Troubleshooting bargein and endpointing issues

This section describes common problems in speech detection. You may encounter such problems when using the bargein feature.

Most issues with barge-in or general endpointing are often caused by the quality of the incoming audio. For example, prompt echo may bleed into the input audio, or the input audio may be too quiet or too loud. These problems can cause the endpointer to activate too early, or too late. To resolve them, you must determine exactly what is causing the problem, and adjust the system configuration accordingly.

What is endpointing?

Endpointing is the process of determining the beginning and end of speech within an incoming sample stream. Good endpointing allows more efficient use of the Voice Platform recognition engine’s resources, because it keeps silence, background noises, and many non-speech sounds from being processed needlessly.

Endpointing involves several factors that can be affected by Voice Platform properties:

noise floor—A minimum sound level used as a reference to determine whether the caller is speaking.
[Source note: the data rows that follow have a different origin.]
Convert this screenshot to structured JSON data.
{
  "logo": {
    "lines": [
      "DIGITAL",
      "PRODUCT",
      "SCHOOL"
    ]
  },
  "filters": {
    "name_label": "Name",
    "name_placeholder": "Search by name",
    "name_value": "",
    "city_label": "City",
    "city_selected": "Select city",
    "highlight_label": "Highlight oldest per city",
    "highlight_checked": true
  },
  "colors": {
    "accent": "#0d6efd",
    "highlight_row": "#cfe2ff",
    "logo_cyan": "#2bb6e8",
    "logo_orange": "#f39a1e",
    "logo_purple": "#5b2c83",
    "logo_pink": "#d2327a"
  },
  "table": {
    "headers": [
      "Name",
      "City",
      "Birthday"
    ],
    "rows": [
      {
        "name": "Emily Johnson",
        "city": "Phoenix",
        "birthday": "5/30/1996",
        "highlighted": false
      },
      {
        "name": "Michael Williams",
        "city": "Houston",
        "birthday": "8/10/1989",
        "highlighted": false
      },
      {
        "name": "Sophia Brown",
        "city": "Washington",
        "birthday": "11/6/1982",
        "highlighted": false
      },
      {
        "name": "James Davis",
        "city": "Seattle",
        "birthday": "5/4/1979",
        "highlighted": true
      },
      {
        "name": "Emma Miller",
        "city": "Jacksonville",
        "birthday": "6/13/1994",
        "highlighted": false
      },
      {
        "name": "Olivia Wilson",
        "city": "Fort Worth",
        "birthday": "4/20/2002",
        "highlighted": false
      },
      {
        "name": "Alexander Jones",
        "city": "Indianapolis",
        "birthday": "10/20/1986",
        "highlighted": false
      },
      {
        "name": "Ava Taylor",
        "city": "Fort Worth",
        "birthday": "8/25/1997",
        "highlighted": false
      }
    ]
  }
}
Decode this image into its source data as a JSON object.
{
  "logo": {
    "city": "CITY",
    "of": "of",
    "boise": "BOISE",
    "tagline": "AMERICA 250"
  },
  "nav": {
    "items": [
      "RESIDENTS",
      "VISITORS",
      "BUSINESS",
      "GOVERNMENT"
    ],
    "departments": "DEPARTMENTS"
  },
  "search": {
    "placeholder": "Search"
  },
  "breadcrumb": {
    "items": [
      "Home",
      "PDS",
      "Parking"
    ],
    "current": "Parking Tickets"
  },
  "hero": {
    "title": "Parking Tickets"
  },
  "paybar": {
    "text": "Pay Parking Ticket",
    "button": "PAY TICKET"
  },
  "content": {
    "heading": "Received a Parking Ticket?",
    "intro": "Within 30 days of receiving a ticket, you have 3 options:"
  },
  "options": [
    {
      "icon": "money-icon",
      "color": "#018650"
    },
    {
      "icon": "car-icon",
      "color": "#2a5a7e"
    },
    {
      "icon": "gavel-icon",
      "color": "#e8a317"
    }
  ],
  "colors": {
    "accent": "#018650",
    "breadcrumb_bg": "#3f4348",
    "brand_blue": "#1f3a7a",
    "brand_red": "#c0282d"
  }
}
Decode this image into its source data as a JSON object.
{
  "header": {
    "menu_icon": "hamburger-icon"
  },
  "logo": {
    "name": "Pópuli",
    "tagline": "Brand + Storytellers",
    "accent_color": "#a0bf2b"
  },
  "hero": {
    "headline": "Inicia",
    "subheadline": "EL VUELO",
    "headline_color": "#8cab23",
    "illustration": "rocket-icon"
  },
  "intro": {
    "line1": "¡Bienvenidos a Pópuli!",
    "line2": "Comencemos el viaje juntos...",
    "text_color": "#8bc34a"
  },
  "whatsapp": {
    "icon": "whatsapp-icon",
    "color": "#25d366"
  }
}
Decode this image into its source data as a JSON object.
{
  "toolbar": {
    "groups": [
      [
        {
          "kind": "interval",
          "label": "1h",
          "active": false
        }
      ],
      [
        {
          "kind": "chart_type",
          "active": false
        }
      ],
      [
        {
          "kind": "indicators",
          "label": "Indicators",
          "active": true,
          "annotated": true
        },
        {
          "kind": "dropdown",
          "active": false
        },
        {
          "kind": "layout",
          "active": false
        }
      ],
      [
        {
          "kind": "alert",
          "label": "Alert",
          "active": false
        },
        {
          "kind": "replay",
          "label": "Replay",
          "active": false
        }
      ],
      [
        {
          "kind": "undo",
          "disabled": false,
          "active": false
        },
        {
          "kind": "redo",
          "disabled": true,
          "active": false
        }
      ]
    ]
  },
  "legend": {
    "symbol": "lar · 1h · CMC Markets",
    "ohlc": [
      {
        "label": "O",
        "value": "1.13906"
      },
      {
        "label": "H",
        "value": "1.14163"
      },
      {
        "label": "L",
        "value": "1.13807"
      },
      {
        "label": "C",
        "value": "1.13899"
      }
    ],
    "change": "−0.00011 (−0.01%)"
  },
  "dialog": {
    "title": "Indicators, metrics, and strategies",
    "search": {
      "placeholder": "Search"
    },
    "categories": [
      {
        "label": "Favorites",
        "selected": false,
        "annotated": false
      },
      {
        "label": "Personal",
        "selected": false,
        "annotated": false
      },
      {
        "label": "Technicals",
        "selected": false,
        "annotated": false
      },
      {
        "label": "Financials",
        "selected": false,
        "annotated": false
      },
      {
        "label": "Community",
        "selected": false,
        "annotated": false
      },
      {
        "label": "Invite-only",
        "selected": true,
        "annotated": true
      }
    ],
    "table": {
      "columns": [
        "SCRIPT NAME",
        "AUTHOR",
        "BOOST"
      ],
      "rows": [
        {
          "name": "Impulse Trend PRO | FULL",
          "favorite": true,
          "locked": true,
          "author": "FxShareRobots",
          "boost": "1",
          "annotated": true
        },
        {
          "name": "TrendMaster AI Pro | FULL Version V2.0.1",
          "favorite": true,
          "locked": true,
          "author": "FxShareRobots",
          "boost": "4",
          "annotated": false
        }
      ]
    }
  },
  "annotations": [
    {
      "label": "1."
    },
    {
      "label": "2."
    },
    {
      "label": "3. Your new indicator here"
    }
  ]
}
Sounds quieter than this volume are ambient sounds, to be ignored.
sensitivity—This determines how easily the endpointer is triggered to detect the beginning of speech. If the endpointer is too sensitive, it may be triggered by background noise. If not sensitive enough, it may miss the beginning of caller speech.
timeout—A period of silence used to determine the end of caller speech. An extended silence may indicate the final end of caller speech. However, the endpointer must allow a reasonable amount of time for pauses between words so the caller's responses are not cut off before they are complete. See Recognition timeouts for details.

The Voice Platform endpointer detects the beginning of speech when it receives sound that is significantly louder than the noise floor, at a level determined by the sensitivity. Samples begin flowing to the recognition service as soon as the beginning of speech is detected, and this flow continues until the end of speech. Voice Platform uses both the endpointer and the recognizer to detect this end of speech. The endpointer waits for extended silence, while the recognizer determines if the speech already matches an item in the current grammar.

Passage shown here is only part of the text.